In The American Commonwealth, Bryce canvassed possible solutions to the Negro problem, including the feasibility of deporting Blacks – all eight million – to Africa. He also drew attention to the Mississippi legislation of 1890, which for the first time used an ‘education test’ to exclude otherwise qualified Black voters from the electoral roll. Prevented by the 14th and 15th Amendments from disenfranchising Blacks on the grounds of race, the southern state of Mississippi led the way among self-styled white men’s countries in deploying an education test – in this case a comprehension test – to achieve racial exclusion. The law required that to be registered a voter ‘shall be able to read any section of the Constitution, or be able to understand the same when read to him, or to give a reasonable interpretation thereof’.
The requirement that voters demonstrate a degree of literacy was not itself new. The importance of literacy and education to the exercise of self-government was central to republican understandings of citizenship in the United States, as Matt Jacobsen has pointed out and, it was the northern states of Connecticut (1855) and Massachusetts (1857) that first stipulated that electors should be able to read the Constitution. Massachusetts also required that electors be able to write their names.
The 1890 Constitutional Convention of Mississippi marked a new departure, however, in the recommendation of an education test as a means to effect racial discrimination. The Supreme Court of Mississippi commented on the ways in which Blacks’ racial characteristics rendered them unfit to exercise the suffrage:
Within the field of permissible action under the limitations proposed by the Federal Constitution, the Convention swept the field of expedients to obstruct the exercise of suffrage by the Negro race. By reasons of its previous condition of servitude and dependency, this race had acquired or accentuated certain peculiarities of habit, temperament, and of character, which clearly distinguished it as a race from the whites.

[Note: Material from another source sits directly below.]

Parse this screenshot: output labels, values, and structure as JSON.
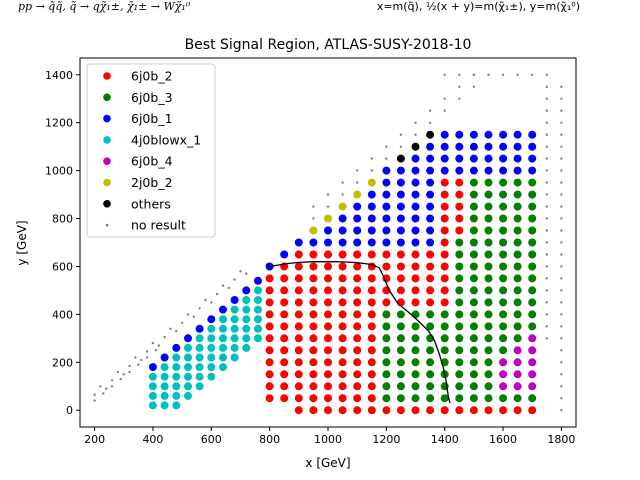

Although not ostensibly discriminatory, the educational test permitted race distinctions in several ways, as Gilbert Stephenson observed in his 1910 study of Race Distinctions in American Law :
In the first place, registration officers may give a difficult passage of the Constitution to a Negro, and a very easy passage to a white person, or vice versa. He may permit a halting reading by one and require fluent reading by the other. He may let illegible scratching on paper suffice for the signature of one and require of the other a legible handwriting. But race discriminations in such cases rest with the officers; they do not have their basis in the law itself.
Other southern states followed suit: South Carolina in 1895, Louisiana in 1898, North Carolina in 1900, Alabama in 1901, Virginia in 1901, and Georgia in 1908. The legislation had the desired effect, as Stephenson reported:
In one county in Mississippi, with a population of about 8,000 whites and 11,700 Negroes in 1900, there were only twenty-five or thirty qualified Negro voters in 1908, the rest being disqualified, it is said, on the educational test. In another county, with 30,000 Negroes, only about 175 were registered voters ... As a general rule, taking the country at large, about one person in five is a male of voting age. In Iowa four out of five possible voters have actually voted in the last four elections; in Georgia, a State of nearly the same population, the proportion is one to six ... These figures show that the ratio of actual voters to total population in the Southern States is astoundingly smaller than in other States.
In The American Commonwealth, Bryce observed that the strategy of racial exclusion in Mississippi had proven so effective, that it had recommended itself to ‘a British colony where the presence of a large coloured population has posed a problem not dissimilar to that we have been examining’. At his suggestion, the Cape Colony in South Africa followed the Mississippi precedent in its Franchise and Ballot Act of 1892, which for the first time applied an education test as well as a property test to further restrict the number of non-whites who could vote there.